今回は液状化現象のメカニズムについて改めて整理したいと思います。
あらかじめ、第1弾を読んでおくことをおすすめします。

 

★液状化アプリはこちらから。

 

液状化って何で起きるんだろう?

大林組によりますと、
平常時において、地盤は砂粒同士が接触していることで強さを保っています。地震時、地震の揺れにより地盤全体が変形して隙間の水を押し出す力が働き、隙間の水圧が高くなり、砂粒同士が接触する力を弱めて「泥水」のような状態になります。地震後、泥水の中の砂粒が沈降し、砂粒と砂粒の隙間が小さくなり地盤が沈下します。1) 

これを図にすると次のようになります。

この図なら見たことある!って人も多いかもしれませんね。
土木工学では、これを力学的に分析します。全応力・有効応力・間隙水圧を用いて説明する場合が多いですね。

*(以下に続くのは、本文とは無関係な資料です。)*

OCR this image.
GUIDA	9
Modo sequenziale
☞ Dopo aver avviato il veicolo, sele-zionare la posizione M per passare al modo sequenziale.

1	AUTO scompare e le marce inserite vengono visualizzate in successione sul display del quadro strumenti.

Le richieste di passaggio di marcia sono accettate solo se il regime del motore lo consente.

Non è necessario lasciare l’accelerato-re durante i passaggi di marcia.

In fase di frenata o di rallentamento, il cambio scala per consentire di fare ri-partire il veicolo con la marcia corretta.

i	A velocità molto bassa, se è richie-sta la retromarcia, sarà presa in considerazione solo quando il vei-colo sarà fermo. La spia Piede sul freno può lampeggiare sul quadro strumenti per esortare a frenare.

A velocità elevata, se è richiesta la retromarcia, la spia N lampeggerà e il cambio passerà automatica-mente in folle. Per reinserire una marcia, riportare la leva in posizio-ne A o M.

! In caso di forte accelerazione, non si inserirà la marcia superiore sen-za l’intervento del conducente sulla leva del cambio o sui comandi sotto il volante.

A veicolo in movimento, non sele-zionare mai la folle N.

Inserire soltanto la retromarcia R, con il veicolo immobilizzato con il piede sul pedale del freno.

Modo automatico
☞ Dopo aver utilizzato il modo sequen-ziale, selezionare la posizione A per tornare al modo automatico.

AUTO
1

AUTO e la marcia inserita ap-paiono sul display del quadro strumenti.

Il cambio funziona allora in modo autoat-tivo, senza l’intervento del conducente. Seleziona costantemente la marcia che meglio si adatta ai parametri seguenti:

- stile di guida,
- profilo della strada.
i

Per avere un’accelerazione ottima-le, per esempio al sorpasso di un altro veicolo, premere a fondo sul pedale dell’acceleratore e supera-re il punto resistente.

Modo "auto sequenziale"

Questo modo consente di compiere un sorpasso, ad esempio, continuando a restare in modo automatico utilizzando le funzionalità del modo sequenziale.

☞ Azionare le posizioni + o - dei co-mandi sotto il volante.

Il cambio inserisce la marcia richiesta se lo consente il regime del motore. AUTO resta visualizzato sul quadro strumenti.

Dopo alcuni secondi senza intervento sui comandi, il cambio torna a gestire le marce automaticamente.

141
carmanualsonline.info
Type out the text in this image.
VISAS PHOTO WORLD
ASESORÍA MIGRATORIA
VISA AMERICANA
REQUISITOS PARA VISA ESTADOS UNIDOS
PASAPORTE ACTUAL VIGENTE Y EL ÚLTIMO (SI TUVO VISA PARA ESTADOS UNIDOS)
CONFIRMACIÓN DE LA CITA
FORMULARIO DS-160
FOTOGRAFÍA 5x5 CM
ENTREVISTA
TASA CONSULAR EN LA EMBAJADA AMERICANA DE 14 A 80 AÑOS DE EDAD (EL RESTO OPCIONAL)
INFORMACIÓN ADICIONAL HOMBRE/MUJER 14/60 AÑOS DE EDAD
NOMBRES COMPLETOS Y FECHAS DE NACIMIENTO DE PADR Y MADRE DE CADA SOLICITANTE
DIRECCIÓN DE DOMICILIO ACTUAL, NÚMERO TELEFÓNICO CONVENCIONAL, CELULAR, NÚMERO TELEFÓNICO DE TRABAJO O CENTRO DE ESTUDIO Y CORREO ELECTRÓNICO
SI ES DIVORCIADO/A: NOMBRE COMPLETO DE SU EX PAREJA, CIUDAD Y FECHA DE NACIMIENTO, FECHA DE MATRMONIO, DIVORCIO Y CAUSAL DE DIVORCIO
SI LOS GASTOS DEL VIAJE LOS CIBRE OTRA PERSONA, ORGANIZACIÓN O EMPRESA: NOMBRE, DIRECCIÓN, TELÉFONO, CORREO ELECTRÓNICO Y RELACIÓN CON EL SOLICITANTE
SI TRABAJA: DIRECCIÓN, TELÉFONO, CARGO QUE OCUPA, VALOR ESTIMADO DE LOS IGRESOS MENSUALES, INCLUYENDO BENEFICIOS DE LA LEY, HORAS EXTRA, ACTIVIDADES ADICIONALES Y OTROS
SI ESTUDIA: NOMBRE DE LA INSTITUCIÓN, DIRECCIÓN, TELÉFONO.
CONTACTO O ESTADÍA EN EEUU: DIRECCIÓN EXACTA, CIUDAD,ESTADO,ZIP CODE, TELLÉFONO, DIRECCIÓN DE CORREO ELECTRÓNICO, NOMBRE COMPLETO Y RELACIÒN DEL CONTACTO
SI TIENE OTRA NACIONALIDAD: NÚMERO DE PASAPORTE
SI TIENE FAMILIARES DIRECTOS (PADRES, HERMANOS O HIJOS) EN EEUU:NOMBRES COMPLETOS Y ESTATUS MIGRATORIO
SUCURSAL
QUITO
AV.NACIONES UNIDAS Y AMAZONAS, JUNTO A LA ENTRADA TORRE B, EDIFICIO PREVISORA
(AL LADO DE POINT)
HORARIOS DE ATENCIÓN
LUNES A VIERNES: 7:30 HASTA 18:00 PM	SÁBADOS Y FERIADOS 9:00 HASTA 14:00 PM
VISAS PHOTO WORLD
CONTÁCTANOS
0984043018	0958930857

粒と粒の隙間が水で満たされている土に上から圧力をかけると、土粒子が構成する構造、すなわち「土の骨格構造」と、「間隙を占める水」が互いに分担して負担していると推測される。上からの圧力を「全応力」、土の骨格構造が支える力を「有効応力」、間隙を占める水が支える力を「間隙水圧」と呼び、次のような関係が成立する。2)

【全応力】=【有効応力】+【間隙水圧】

これを図にすると次のように表されます。土では土粒子(土自身の粒子)と間隙水・間隙空気(隙間にある物質)に分けて考えることが非常に多いです。

 

土が圧縮されるか否か、土の強さがどのように変化されるか、といった様々な挙動を左右するのは、全応力ではなく土の骨格構造が負担する有効応力なのである。2)

粒と粒の隙間が水で満たされている土に地震等揺らす力を与えると、粒と粒の隙間にある水が、砂がより密に詰まろうとするのを妨げる。そのため、間隙水圧が上昇し、有効応力が小さくなる。上昇した間隙水圧が全応力に等しいレベルになり、有効応力がゼロになる。有効応力がゼロになると地盤は液体状になる。3)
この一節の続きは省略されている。